Photosynthesis is the process by which green plants create energy from sunlight. It occurs at the cellular level in the leaves of plants and is the way in which they produce oxygen and carbohydrates. The oxygen is released into the atmosphere, and the carbohydrates, simple sugars, are used by the plant for growth. In order to carry out photosynthesis, green plants need several ingredients.
Chlorophyll, the pigment in plants that makes them green, is essential to the photosynthetic process. This chemical is produced naturally by all green plants and its role in photosynthesis is to absorb light. That light energy triggers the chemical reaction we know as photosynthesis.

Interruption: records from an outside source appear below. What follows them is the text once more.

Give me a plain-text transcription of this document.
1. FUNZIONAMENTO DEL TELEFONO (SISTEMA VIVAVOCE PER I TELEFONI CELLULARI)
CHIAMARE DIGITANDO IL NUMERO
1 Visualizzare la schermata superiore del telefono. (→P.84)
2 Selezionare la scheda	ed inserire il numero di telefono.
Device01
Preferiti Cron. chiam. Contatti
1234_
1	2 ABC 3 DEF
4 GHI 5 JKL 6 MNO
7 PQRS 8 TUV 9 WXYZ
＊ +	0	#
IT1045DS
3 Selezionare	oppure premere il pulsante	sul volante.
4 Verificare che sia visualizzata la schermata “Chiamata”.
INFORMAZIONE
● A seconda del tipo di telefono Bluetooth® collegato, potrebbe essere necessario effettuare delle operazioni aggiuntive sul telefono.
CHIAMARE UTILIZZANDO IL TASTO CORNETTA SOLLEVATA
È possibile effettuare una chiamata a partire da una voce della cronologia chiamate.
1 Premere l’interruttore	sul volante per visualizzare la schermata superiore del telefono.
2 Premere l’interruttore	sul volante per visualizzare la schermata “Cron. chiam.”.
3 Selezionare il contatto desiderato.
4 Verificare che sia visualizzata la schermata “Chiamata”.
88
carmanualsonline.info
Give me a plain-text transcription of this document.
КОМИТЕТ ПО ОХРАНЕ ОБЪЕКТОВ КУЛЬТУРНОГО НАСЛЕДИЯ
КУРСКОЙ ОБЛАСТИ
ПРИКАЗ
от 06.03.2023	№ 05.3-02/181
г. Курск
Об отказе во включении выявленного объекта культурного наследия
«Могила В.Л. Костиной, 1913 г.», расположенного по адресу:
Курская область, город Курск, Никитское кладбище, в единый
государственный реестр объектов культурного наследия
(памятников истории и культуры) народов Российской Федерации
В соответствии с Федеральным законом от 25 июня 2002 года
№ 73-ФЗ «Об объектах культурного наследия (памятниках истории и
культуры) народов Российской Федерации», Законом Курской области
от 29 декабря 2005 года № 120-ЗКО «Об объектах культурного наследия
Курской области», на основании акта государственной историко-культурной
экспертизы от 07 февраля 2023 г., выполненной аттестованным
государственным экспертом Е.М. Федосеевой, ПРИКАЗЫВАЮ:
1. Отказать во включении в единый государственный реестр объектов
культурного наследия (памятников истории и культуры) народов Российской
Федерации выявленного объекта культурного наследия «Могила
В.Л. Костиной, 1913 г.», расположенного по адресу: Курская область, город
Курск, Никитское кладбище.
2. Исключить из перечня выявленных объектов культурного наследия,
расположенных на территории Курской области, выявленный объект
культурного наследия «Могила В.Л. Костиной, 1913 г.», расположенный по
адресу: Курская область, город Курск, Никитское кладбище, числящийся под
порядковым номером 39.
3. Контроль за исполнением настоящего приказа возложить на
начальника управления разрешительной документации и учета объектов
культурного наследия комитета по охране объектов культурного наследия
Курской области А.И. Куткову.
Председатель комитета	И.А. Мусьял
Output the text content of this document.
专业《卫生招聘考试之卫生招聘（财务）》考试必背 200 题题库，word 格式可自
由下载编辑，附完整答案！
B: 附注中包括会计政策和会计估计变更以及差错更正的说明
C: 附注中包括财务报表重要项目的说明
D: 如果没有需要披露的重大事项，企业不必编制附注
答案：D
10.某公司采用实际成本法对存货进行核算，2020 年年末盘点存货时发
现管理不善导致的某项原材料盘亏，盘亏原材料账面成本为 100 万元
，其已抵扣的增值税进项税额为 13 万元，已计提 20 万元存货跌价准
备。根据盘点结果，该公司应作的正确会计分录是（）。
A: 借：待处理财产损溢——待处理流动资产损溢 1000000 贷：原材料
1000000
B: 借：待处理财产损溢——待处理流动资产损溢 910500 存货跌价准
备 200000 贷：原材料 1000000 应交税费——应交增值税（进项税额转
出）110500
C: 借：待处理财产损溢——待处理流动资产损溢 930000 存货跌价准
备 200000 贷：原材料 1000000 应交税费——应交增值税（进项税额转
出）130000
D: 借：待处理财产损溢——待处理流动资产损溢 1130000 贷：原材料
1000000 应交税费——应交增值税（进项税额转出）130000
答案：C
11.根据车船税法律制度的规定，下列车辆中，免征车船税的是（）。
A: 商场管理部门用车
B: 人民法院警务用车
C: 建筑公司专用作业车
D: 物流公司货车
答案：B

The process cannot work without an energy input, and this comes from the sun. The sun starts the first reaction in photosynthesis, which is known as the light-dependent process. During this stage of photosynthesis, as the sunlight excites the chlorophyll, water is split into oxygen and hydrogen, and the oxygen is released into the atmosphere.
As any gardener knows, plants take in water from the ground through their roots. The water travels up the stem of the plant through a complex transport system and arrives in the leaves, to be used as a raw material during photosynthesis.
This gas is abundantly available in the atmosphere around plants. Most plants have a protective waxy layer over their leaves, which prevents them from drying out. Normally, this would also prevent a gas such as carbon dioxide from entering the leaf. But the leaf also has special openings, called stomata, that allow the gas to enter the leaf’s cells. Once photosynthesis has taken place, the oxygen produced also leaves the cells via the stomata. Carbon dioxide is bonded with the hydrogen produced in the first light dependent process, to make carbohydrates.